Зина не смела поднять от скатерти глаз, чтоб не встретиться взглядом с сердитыми глазами Петра Ильича.
— Зинаида Викторовна, а что это такое — гроттит?
— Видите ли… Наша мастерская приступает к проектам городов Заполярья… Городов с искусственным климатом… — принялась, заикаясь, объяснять Зина. — И вот Петр Ильич надеется, что гроттит… А изобретатель гроттита — инженер Гроттэ… Одним словом, этот завод в Эстонии. В Таллине. (Голос Зины упал. Она поняла, что выдала Петра Ильича, и продолжала, бедняга, сама не слыша, что говорит.) Видите ли, Вика… Первое для нас — это материал. Нельзя проектировать, не ориентируясь твердо на выбранный или заданный материал. Стало быть, надо добыть, найти этот материал. Быть уверенным в материале…
— Ну еще бы! — ответила Вика, подняв на нее смеющиеся глаза.
Выйдя из кафе, Зина вырвалась вперед и побежала к стоянке такси — занимать очередь.
— Папа, — задумчиво сказала Вика, когда они остались вдвоем, — а она недурна… Она совсем недурна…
— Я рад, что Зинаида Викторовна тебе понравилась. Она отличный человек.
— Папа, — сердито сказала Вика, — ты передо мной не обязан отчитываться. Не нравится? Совсем?.. Ну что ж. Не подставлять же свою голову под топор.
— Вика!
— Бедняга она, бедняга! Ходит прямо с содранной кожей. Таких, наверно, не часто любят.

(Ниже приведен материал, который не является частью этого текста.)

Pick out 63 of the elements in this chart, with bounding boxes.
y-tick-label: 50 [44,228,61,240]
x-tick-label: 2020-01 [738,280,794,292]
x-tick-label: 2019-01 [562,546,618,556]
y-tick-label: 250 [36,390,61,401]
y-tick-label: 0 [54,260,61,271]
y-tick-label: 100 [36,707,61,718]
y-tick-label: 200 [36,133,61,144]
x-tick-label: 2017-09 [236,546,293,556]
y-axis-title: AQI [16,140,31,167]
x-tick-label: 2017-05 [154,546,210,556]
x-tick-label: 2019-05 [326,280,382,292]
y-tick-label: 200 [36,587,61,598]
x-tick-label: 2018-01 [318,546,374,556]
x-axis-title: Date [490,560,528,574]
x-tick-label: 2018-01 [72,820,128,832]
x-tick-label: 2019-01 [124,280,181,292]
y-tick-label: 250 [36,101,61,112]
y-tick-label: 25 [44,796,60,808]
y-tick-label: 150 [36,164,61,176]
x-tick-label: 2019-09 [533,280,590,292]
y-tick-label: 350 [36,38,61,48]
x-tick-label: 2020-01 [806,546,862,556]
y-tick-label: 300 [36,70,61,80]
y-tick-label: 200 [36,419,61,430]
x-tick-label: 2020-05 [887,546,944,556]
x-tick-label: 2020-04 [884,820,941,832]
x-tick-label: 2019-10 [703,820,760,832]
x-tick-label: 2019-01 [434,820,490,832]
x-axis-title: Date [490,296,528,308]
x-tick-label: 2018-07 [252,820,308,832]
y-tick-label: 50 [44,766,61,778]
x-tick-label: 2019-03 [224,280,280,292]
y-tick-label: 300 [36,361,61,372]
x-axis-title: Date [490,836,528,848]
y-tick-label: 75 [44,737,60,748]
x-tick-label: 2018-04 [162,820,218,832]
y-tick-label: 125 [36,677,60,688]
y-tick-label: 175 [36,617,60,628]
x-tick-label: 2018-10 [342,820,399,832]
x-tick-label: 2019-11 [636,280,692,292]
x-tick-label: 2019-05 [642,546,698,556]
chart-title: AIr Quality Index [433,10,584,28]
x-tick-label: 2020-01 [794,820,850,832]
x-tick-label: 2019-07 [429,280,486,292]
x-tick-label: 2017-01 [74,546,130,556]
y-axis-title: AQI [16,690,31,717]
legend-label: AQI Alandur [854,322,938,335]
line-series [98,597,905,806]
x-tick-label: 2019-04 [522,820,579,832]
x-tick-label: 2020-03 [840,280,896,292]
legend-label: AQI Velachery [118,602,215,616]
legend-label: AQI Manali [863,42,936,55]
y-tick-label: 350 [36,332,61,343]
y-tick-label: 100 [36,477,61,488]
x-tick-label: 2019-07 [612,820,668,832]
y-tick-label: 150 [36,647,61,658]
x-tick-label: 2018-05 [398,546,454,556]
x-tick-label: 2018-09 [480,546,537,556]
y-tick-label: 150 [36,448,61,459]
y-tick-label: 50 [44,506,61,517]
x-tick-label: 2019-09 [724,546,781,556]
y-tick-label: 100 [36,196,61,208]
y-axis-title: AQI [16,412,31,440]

— Вика, как ты можешь так говорить о женщине? О человеке? Ведь это унижает ее.
— Ладно, ладно. Я выпущу стенгазету, вывешу ее у нас в номере, назову ее: «Добряки». И ты у меня появишься на первой полосе. Фотография и подпись: «Он ей сострадал». Ой! Голуби! Гляди: клю-ют. Как жалко, что я не захватила с собой хлеба!..
• Глава пятая •
В захламленном углу заводского двора, разговаривая с кем-то, стоял высокий, широкий в плечах человек. Его спина выражала раздражение.